On Sunday, Citrini Research published a thought-provoking analysis that imagines a troubling future scenario set in June 2028, depicting a world ravaged by artificial intelligence (AI) advancements. In this speculative narrative, the United States is grappling with soaring unemployment rates, which have climbed to 10.2%. This economic downturn is attributed to an initial wave of mass layoffs that began in early 2026, driven largely by AI’s increasing capabilities. Despite a robust GDP growth and impressive productivity gains, the narrative reveals a disquieting phenomenon termed “ghost GDP”—a situation where economic output is recorded but fails to translate into real-world circulation, leading to drastically reduced consumer spending.
The analysis outlines a vicious cycle wherein improved AI capabilities prompt companies to hire fewer workers. This, in turn, leads to increased white-collar layoffs and, consequently, diminished spending by displaced workers. As firms face margin pressures, they escalate their investments in AI, thereby intensifying the cycle of disruption. The narrative highlights that the fallout is not limited to the software industry; it extends to service sectors, as AI-driven applications and autonomous technologies emerge aggressively, threatening established delivery services and traditional land transport models.
Moreover, the document suggests that a new form of commerce—termed agentic commerce—paired with stablecoins, could entirely eliminate transaction fees, disrupting payment processors and traditional banking models. The analysis specifies, “What follows is a scenario, not a prediction,” urging readers to prepare for potential unforeseen risks as AI continues to distort economic stability.
The ramifications of this thought experiment caused immediate chaos in the market. Shares of software companies like ServiceNow plummeted, further impacting delivery giants such as DoorDash and Uber, alongside major payment corporations like American Express and Mastercard. This downturn was exacerbated by a pre-existing bearish sentiment surrounding the software sector, often referred to as the “SaaSpocalypse.” Investors, startled by the unveiling of new AI capabilities, particularly Anthropic’s Claude Cowork, exacerbated the sell-off, convinced that current AI advancements would render specialized software solutions obsolete.

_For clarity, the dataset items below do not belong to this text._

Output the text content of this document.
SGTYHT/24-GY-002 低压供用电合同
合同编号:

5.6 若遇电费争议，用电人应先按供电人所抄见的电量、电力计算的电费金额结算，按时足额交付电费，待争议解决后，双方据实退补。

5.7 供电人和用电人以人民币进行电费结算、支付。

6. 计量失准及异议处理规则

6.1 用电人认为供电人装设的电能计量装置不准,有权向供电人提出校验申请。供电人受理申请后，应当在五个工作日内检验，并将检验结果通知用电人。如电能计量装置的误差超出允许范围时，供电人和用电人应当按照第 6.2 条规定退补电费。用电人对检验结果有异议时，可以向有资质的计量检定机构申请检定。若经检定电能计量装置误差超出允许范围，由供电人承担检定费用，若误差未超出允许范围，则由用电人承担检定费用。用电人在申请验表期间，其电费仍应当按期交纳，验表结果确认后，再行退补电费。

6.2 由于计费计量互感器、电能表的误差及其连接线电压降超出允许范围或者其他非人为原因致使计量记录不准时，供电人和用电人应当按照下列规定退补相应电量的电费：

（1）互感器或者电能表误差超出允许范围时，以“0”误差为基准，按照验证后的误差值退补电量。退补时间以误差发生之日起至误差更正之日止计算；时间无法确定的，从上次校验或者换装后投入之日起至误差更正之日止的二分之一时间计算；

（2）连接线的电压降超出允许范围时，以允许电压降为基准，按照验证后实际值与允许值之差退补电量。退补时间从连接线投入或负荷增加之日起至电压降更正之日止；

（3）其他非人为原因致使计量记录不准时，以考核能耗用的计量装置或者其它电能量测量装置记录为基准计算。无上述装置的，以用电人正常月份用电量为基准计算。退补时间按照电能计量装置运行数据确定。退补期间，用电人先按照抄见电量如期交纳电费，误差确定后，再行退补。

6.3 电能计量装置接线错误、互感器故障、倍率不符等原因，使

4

Market analysts have voiced concerns about the implications of these developments for the labor market. Notably, James St. Aubin, chief investment officer at Ocean Park Asset Management, remarked on the narrowing competitive edges of established companies due to the rising influence of AI-driven products. He underscored the gravity of these shifts by likening the situation to a canary in the coal mine regarding labor market dynamics.
Despite the prevailing doom-and-gloom projections surrounding AI, the industry remains divided on future outcomes. Last year, Daniel Kokotajlo, a former OpenAI employee, gained attention for his predictions of swift and impending superintelligence; however, he has since retracted his timeline, noting that developments are occurring at a slower pace than initially expected. Efforts to achieve artificial general intelligence (AGI) remain contentious among experts, with prominent tech leaders forecasting breakthroughs within two to four years, a timeline that contrasts with broader expert consensus derived from a recent survey.
Even amidst these uncertainties, some experts argue that the ongoing sell-off in software stocks is illogical and overly punitive. They assert that enhanced AI capabilities could ultimately increase demand for software, allowing for better-quality applications at lower costs. There’s a palpable irony in the simultaneous market reactions—while investors worry about an imminent AI takeover, they are also expressing skepticism about the massive investments tech giants are making into AI, suggesting a potential bubble.
Market strategist Lochlan Halloway commented on this paradox, indicating that investors seem caught in a dilemma, anxiously concerned about the prospects of both insufficient and excessive AI integration.